Santiago Ochoa is a bilingual journalist covering health care at WFDD and La Noticia in Winston-Salem, North Carolina. Before joining WFDD, Ochoa covered healthcare access at the Yakima-Herald Republic in Yakima, Washington for Report for America. Ochoa began his journalism career at the Flint Beat in Flint, Michigan, covering the city’s Latino population—and won top honors in the Michigan Press Association’s feature category. Ochoa studied at the University of Michigan-Flint, where he was editor-in-chief of the school’s paper, The Michigan Times.
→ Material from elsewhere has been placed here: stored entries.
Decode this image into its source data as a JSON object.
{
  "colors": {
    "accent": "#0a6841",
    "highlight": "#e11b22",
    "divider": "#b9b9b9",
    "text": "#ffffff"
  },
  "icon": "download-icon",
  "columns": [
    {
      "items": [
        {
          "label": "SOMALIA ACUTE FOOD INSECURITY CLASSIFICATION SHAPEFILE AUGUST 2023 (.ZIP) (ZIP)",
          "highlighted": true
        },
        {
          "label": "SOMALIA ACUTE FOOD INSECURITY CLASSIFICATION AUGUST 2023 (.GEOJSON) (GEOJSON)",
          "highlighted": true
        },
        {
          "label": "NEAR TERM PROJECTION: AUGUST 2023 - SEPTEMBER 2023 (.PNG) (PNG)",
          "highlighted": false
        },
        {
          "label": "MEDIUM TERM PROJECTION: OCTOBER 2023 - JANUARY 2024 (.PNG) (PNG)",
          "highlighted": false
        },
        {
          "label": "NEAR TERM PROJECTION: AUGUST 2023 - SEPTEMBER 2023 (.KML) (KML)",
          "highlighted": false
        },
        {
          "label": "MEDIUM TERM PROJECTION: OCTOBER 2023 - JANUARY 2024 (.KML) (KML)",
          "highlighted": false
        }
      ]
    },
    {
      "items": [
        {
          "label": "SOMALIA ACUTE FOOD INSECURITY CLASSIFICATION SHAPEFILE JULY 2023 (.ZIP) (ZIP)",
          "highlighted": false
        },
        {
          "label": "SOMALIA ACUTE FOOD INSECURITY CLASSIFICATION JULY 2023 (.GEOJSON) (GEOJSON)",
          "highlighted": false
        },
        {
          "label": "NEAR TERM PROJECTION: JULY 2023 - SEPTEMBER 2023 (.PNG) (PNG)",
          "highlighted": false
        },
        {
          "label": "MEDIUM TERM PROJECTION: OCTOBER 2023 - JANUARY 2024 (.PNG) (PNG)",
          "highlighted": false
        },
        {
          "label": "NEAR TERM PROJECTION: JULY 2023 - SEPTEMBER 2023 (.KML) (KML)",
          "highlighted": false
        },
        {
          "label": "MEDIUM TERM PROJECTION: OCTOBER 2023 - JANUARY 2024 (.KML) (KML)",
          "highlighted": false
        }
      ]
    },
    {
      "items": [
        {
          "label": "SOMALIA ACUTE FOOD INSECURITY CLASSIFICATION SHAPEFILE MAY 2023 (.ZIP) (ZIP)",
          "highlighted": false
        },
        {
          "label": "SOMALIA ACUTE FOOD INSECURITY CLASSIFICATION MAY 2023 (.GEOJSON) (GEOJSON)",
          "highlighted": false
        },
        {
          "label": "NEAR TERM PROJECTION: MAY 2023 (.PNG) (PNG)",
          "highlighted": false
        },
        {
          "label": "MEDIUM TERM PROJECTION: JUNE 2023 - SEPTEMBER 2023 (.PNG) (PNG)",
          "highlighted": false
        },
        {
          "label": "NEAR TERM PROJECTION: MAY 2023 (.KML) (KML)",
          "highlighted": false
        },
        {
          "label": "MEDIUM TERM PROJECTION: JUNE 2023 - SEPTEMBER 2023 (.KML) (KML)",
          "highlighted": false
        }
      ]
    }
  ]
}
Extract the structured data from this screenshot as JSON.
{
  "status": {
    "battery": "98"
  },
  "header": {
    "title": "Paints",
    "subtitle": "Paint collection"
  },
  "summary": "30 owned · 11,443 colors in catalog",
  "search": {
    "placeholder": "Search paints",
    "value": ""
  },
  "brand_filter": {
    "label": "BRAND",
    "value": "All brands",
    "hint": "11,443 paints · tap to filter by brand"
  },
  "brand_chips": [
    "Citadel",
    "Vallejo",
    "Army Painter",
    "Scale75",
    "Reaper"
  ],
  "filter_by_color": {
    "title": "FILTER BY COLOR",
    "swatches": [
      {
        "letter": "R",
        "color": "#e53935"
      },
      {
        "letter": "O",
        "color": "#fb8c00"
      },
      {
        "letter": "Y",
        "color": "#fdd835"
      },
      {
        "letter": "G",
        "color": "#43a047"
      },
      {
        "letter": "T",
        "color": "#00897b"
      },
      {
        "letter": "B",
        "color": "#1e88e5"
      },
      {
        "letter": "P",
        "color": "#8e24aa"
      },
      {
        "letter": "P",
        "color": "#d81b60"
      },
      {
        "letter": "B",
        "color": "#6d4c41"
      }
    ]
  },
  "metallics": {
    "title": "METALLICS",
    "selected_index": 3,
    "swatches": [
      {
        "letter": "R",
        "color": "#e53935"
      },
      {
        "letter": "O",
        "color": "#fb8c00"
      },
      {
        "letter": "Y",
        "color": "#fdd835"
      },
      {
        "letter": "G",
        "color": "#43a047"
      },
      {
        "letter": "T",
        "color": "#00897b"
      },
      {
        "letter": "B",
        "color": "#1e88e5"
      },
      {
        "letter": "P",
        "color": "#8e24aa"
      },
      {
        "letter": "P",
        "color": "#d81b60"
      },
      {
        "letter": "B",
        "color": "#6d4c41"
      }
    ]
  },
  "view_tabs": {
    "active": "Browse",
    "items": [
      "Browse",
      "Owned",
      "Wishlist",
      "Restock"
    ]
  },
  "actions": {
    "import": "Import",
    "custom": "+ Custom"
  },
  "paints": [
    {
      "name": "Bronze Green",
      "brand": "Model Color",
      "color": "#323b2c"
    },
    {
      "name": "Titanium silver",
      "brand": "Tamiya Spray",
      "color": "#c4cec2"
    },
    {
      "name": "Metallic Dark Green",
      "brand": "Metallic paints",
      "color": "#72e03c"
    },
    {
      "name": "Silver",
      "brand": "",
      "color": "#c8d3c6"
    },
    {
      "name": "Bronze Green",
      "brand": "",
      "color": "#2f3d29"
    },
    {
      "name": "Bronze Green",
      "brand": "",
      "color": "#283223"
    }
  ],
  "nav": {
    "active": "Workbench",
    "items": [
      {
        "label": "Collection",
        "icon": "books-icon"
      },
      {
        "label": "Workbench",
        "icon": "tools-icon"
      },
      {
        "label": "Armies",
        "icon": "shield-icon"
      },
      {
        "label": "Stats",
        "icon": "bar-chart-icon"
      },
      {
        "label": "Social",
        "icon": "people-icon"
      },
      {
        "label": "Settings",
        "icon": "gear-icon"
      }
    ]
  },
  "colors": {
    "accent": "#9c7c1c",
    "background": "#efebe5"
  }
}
When he’s not working, Ochoa enjoys cross-country trips on his motorcycle, photography and going to the movies.

Berenice Garcia

Before joining Texas Tribune, Berenice Garcia covered local governments across various cities in the Rio Grande Valley, crime and general assignments, as well as spearheaded healthcare coverage at The Monitor newspaper. A Valley native, she traveled east to earn her bachelor's degree in journalism and politics from New York University. During her time there, she interned at NBC News, the Daily Beast and the New York Daily News. When she's not reporting, Berenice enjoys getting the wind knocked out of her at the gym.